2. O que aconteceu quando outros países reduziram jornadas?


Alemanha



  • Redução gradual da jornada ao longo de décadas
  • Forte uso de turnos e contratação adicional
  • Resultado: alta produtividade, baixo desemprego estrutural e salários mais elevados
  • O país é um dos maiores exportadores do mundo, mesmo trabalhando menos horas




França



  • Jornada legal de 35 horas
  • Houve contratação líquida nos setores de serviços e comércio
  • O consumo interno aumentou, compensando o custo do trabalho




Reino Unido e países nórdicos



  • Escalas flexíveis, mais turnos, menos horas por trabalhador
  • Resultado recorrente: mais postos de trabalho para manter o mesmo nível de operação



👉 Nenhuma dessas economias experimentou destruição estrutural de empregos por reduzir jornada.

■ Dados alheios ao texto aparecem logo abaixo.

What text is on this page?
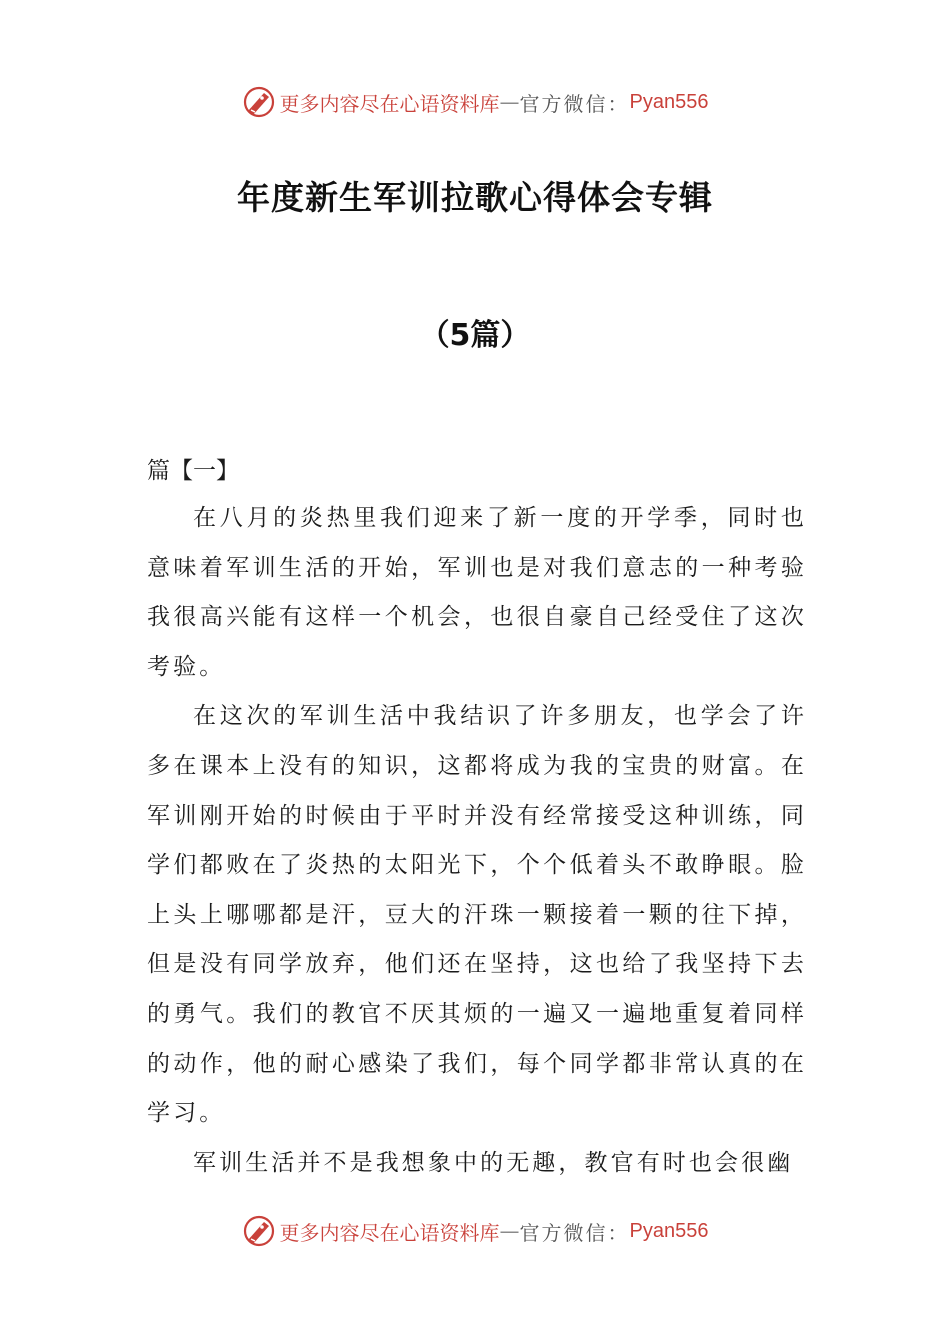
更多内容尽在心语资料库 — 官方微信： Pyan556
年度新生军训拉歌心得体会专辑
（5篇）
篇【一】

在八月的炎热里我们迎来了新一度的开学季，同时也意味着军训生活的开始，军训也是对我们意志的一种考验我很高兴能有这样一个机会，也很自豪自己经受住了这次考验。

在这次的军训生活中我结识了许多朋友，也学会了许多在课本上没有的知识，这都将成为我的宝贵的财富。在军训刚开始的时候由于平时并没有经常接受这种训练，同学们都败在了炎热的太阳光下，个个低着头不敢睁眼。脸上头上哪哪都是汗，豆大的汗珠一颗接着一颗的往下掉，但是没有同学放弃，他们还在坚持，这也给了我坚持下去的勇气。我们的教官不厌其烦的一遍又一遍地重复着同样的动作，他的耐心感染了我们，每个同学都非常认真的在学习。

军训生活并不是我想象中的无趣，教官有时也会很幽

更多内容尽在心语资料库 — 官方微信： Pyan556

O que houve foi redistribuição do trabalho entre mais pessoas.





3. O erro conceitual da crítica ao fim da escala 6×1



A crítica dominante parte de um raciocínio simplista:


“Se o trabalhador trabalhar menos dias, o custo aumenta, então o empresário demite.”


Isso ignora três fatos empíricos básicos:



Fato 1 – A demanda não desaparece



Bares, restaurantes, shoppings e serviços continuam tendo clientes.

A empresa não pode “fechar” a demanda.



Fato 2 – Operação contínua exige gente



Se um shopping funciona 7 dias por semana, alguém precisa estar lá.

Menos dias por trabalhador=mais trabalhadores necessários.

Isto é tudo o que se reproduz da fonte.